Von den zurückgegangenen deutschen Truppen zurückgelassene Tote und unbrauchbares oder nicht abtransportierbares Kriegsmaterial

Von den zurückgegangenen deutschen Truppen zurückgelassene Tote und unbrauchbares oder nicht abtransportierbares Kriegsmaterial an der Front vor Moskau.
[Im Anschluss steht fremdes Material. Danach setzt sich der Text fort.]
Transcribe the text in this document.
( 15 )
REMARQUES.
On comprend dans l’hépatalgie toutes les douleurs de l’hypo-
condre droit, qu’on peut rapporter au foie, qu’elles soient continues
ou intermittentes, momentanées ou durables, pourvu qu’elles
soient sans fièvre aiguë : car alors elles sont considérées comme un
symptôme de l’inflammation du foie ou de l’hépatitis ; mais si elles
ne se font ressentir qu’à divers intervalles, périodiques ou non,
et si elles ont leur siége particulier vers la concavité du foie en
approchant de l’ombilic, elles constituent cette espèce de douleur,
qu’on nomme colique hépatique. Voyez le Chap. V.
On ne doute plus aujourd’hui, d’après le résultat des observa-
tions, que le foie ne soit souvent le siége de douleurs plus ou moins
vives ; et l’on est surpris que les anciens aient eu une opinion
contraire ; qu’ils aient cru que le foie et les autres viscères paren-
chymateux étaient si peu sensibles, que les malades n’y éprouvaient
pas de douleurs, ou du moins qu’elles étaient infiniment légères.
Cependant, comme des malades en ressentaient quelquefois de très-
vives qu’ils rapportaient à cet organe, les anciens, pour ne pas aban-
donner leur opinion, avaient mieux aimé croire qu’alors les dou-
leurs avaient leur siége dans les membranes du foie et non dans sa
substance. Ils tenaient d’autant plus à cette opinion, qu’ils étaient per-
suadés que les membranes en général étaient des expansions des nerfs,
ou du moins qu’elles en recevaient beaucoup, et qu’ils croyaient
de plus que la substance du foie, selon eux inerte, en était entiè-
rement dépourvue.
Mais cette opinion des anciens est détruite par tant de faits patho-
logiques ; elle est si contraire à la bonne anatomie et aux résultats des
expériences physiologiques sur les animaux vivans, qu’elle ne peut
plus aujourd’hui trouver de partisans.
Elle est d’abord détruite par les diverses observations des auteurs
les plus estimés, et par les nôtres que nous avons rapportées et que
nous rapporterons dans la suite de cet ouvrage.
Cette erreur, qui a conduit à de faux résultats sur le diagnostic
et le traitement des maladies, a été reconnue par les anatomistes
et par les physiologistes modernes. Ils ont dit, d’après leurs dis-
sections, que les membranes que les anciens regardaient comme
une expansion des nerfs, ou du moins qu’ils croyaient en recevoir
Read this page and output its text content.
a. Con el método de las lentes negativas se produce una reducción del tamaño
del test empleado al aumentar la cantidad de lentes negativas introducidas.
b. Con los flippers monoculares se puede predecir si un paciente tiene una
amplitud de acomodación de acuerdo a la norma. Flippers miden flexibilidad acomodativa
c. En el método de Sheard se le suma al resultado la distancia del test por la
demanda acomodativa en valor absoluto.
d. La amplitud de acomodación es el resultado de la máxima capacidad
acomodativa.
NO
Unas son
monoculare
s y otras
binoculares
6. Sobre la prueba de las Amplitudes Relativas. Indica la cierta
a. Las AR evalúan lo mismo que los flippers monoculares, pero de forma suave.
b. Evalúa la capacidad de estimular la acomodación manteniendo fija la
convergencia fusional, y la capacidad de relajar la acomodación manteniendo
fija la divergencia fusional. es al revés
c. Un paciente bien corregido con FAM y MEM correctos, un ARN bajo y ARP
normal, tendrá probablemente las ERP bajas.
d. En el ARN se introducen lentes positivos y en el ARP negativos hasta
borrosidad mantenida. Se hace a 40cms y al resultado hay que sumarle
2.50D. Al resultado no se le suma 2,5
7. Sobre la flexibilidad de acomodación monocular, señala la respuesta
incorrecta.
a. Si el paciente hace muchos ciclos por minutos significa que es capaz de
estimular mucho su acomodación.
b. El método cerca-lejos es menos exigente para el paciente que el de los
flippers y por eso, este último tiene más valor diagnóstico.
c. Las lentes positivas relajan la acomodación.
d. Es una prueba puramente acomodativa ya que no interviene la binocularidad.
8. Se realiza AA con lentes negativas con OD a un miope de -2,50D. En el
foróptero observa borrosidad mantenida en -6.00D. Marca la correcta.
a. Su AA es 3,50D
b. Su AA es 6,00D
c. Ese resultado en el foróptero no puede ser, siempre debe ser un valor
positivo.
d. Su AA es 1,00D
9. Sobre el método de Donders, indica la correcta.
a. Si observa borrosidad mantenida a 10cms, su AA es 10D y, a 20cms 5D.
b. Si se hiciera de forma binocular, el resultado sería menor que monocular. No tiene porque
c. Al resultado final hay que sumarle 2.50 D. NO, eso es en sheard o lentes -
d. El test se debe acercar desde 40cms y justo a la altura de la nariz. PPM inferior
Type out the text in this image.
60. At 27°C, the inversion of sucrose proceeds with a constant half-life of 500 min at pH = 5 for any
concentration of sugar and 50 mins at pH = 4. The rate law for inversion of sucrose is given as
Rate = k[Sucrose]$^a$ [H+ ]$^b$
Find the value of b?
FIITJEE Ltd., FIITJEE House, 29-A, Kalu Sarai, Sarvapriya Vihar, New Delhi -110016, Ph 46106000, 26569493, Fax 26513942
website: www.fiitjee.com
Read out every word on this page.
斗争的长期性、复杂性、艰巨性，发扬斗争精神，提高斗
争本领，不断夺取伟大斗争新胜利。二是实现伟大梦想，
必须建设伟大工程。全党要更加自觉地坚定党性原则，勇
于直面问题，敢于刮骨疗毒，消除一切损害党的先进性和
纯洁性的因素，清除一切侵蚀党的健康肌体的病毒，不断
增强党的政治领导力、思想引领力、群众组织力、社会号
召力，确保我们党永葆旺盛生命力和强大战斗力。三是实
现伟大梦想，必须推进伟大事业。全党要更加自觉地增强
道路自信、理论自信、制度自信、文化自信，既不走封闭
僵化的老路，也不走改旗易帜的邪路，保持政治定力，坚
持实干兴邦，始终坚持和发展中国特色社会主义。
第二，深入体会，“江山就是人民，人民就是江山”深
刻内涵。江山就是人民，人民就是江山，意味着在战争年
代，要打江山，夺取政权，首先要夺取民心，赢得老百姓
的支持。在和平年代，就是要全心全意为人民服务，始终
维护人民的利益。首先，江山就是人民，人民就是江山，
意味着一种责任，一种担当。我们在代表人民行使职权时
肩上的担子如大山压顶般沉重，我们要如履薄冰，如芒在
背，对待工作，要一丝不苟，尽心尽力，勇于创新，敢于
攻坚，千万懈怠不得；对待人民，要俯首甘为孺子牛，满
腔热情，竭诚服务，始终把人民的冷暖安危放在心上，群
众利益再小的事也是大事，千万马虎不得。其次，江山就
Kriestagebuch 2. Weltkrieg für Montag den 5. Januar 1942:

Ostfront

STALIN BEFIEHLT GEGENOFFENSIVE ÜBER DIE GANZE FRONT an die Adresse des STAVKA (Hauptquartier des sowjetischen Oberkommandos). Die Offensive soll hauptsächlich an vier Frontabschnitten stattfinden: Leningrad, Moskau, Ukraine und Krim. Schukow dagegen fordert, daß alle Anstrengungen auf die Zerschlagung der in Auflösung befindlichen deutschen Heeresgruppe Mitte – westlich von Moskau – konzentriert werden sollten und daß ein Angriff an allen Frontabschnitten zu ehrgeizig ist. Stalin setzt sich jedoch mit seinen Plänen durch.
Rückeroberung des Eisenbahnknotenpunktes Kirichi an der Front bei Leningrad und die Verkündung der Befreiung von 572 bevölkerten Ortschaften an der mittleren Front vor Moskau durch die Russen. Die russische Beute zwischen dem 1. und 5. Januar beträgt 462 Kanonen, 86 Panzer und andere Panzerfahrzeuge, 202.000 Granaten, 75.210 Landminen, 3.091 Feldkarren, 9 Eisenbahnzüge und 1.235 Tonnen an Lebensmitteln.
Belagerung von Sewastopol: Die Garnison führt einen Gegenangriff durch, während die sowjetische Schwarmeer-Flotte Verstärkungen anlandet.

Südostasien

Malaysia: Die Japaner landen an der Westküste an.

Seekrieg

Schwarzes Meer: Das Schlachtschiff Parizskaja Kommuna beschießt deutsche Stellungen an der Küste der Krim. Das Unternehmen wird am 12. und am 15./16. Januar wiederholt.
Mittelmeer: Ein großer italienischer Konvoi erreicht Tripolis. Das englische U-Boot HMS Upholder versenkt das italienische U-Boot Ammiraglio St. Bon, als dieses Treibstoff nach Nordafrika transportiert.

Besetzte Gebiete

Frankreich: Der zerstückelte Körper von Yves Paringaux, dem Leiter der Anti-Terror-Aktivitäten im Vichy-Innenministerium, wird auf einer Bahnstrecke bei Melun gefunden. Die Vichy-Regierung beschuldigt die ‘Kommunisten’ der Tat.